Eight Papuan students who have been detained and charged with treason by police for peacefully expressing their political opinions on 1 December must be immediately released, Amnesty International Indonesia and Amnesty International Australia said today.
Police often arrest Papuans for peaceful political expression on 1 December, as it is a date that many Papuans consider their Independence Day. This year, 34 people were arrested, 19 protesters were injured, and protests in two cities were forcibly dispersed.
“No one should be detained simply for peacefully expressing their political opinions,” Amnesty International Indonesia executive director Usman Hamid. “Papuans in particular are often detained and charged by law enforcement for this reason. Moreover, Papuan protesters are frequently attacked by counter-protesters under the police’s watch. Repressive actions such as these will only create further distrust among Papuans and make improving the human rights situation in the region even more difficult.”
“We call on Indonesian authorities to release all Papuans detained simply for exercising their right to freedom of expression,” Amnesty International Australia National Director Sam Klintworth said. “The Australian government must exercise due diligence on its assistance to Indonesian security forces to ensure that it is in compliance with human rights standards.”
At least eight people were detained in the city of Jayapura, Papua on 1 December for displaying the Morning Star flag, a symbol of Papuan independence. They remain in police custody and have been charged for treason under Articles 106 and 110 of the Indonesian criminal code.
Meanwhile, at least 19 people were detained in Merauke regency, Papua on 30 November in relation to a video of spiritual and indigenous community leader “Mama” Paulina Imbumar, in which she declared her intention of raising the Morning Star flag in Merauke on 1 December.

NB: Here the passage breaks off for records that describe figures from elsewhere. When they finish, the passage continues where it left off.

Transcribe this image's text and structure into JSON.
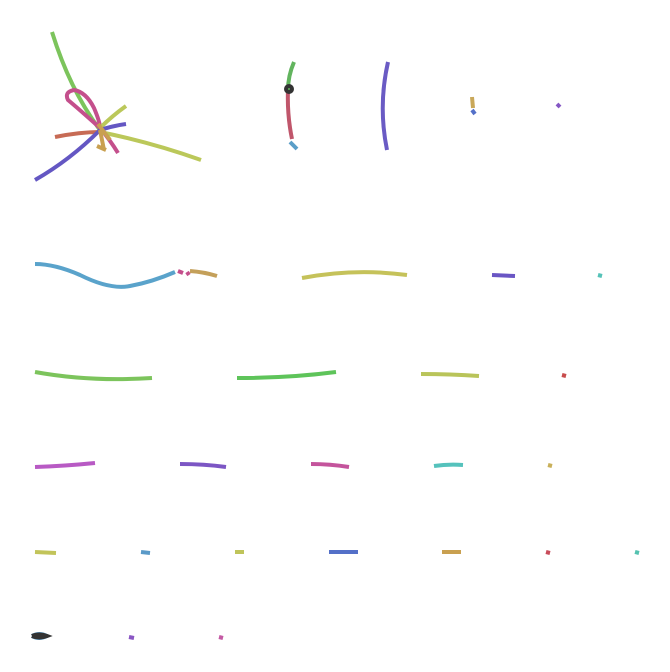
{
  "figure": {
    "rows": [
      {
        "groups": [
          {
            "name": "component-1-1",
            "colors": [
              "#7cc45c",
              "#c44f8c",
              "#c76b55",
              "#bbc85a",
              "#6457c3",
              "#c9a050"
            ]
          },
          {
            "name": "component-1-2",
            "colors": [
              "#62b45e",
              "#c0566b",
              "#5a9ec8"
            ]
          },
          {
            "name": "component-1-3",
            "colors": [
              "#6a5bc4"
            ]
          },
          {
            "name": "component-1-4",
            "colors": [
              "#c9a85a",
              "#5470c8"
            ]
          },
          {
            "name": "component-1-5",
            "colors": [
              "#8456c4"
            ]
          }
        ]
      },
      {
        "groups": [
          {
            "name": "component-2-1",
            "colors": [
              "#5aa3cb",
              "#c4a05a",
              "#c44f8c"
            ]
          },
          {
            "name": "component-2-2",
            "colors": [
              "#c5c25a"
            ]
          },
          {
            "name": "component-2-3",
            "colors": [
              "#6a56c4"
            ]
          },
          {
            "name": "component-2-4",
            "colors": [
              "#55c2b8"
            ]
          }
        ]
      },
      {
        "groups": [
          {
            "name": "component-3-1",
            "colors": [
              "#7cc45c"
            ]
          },
          {
            "name": "component-3-2",
            "colors": [
              "#5ec45a"
            ]
          },
          {
            "name": "component-3-3",
            "colors": [
              "#b9c45a"
            ]
          },
          {
            "name": "component-3-4",
            "colors": [
              "#c84c4c"
            ]
          }
        ]
      },
      {
        "groups": [
          {
            "name": "component-4-1",
            "colors": [
              "#b85ac4"
            ]
          },
          {
            "name": "component-4-2",
            "colors": [
              "#7c56c4"
            ]
          },
          {
            "name": "component-4-3",
            "colors": [
              "#c4549c"
            ]
          },
          {
            "name": "component-4-4",
            "colors": [
              "#55c2bc"
            ]
          },
          {
            "name": "component-4-5",
            "colors": [
              "#c9b05a"
            ]
          }
        ]
      },
      {
        "groups": [
          {
            "name": "component-5-1",
            "colors": [
              "#c2c45a"
            ]
          },
          {
            "name": "component-5-2",
            "colors": [
              "#5a9ac8"
            ]
          },
          {
            "name": "component-5-3",
            "colors": [
              "#bfc45a"
            ]
          },
          {
            "name": "component-5-4",
            "colors": [
              "#5470c8"
            ]
          },
          {
            "name": "component-5-5",
            "colors": [
              "#c9a050"
            ]
          },
          {
            "name": "component-5-6",
            "colors": [
              "#c84c5a"
            ]
          },
          {
            "name": "component-5-7",
            "colors": [
              "#55c2b0"
            ]
          }
        ]
      },
      {
        "groups": [
          {
            "name": "component-6-1",
            "colors": [
              "#5a9ac8",
              "#333333"
            ]
          },
          {
            "name": "component-6-2",
            "colors": [
              "#8a56c4"
            ]
          },
          {
            "name": "component-6-3",
            "colors": [
              "#c45aa4"
            ]
          }
        ]
      }
    ]
  }
}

Paulina and her 16 followers were released without charge on 1 December. However, two members of video advocacy initiative Papuan Voices, who recorded and uploaded the video, remain in custody and have not been charged.
Merauke police chief Sr. Adj. Comr. Untung Sangaji was trained by Australian Federal Police and has been scrutinized for alleged human rights abuses in Aceh and Papua provinces.
In Dekai district, Papua seven people were arrested on the morning of 1 December. They were falsely accused of attending a Morning Star flag raising ceremony. The three children were released in the afternoon, while the four adults were released the following day.
Also on 1 December, protesters in Ambon, Maluku were forcibly dispersed by Indonesian police, during which 19 of them were injured from beatings. In Bali, protesters were forcibly dispersed and physically attacked by counter-protesters who used racist language, injuring 13 people.
As of November 2021, there are still at least six Papuan prisoners of conscience behind bars solely for peacefully exercising their right to express political views.
Amnesty International does not take on any position regarding political status within Indonesia, including calls for independence. However, the organization believes that the right to freedom of expression includes the right to peacefully advocate for referendums, independence, or other political positions.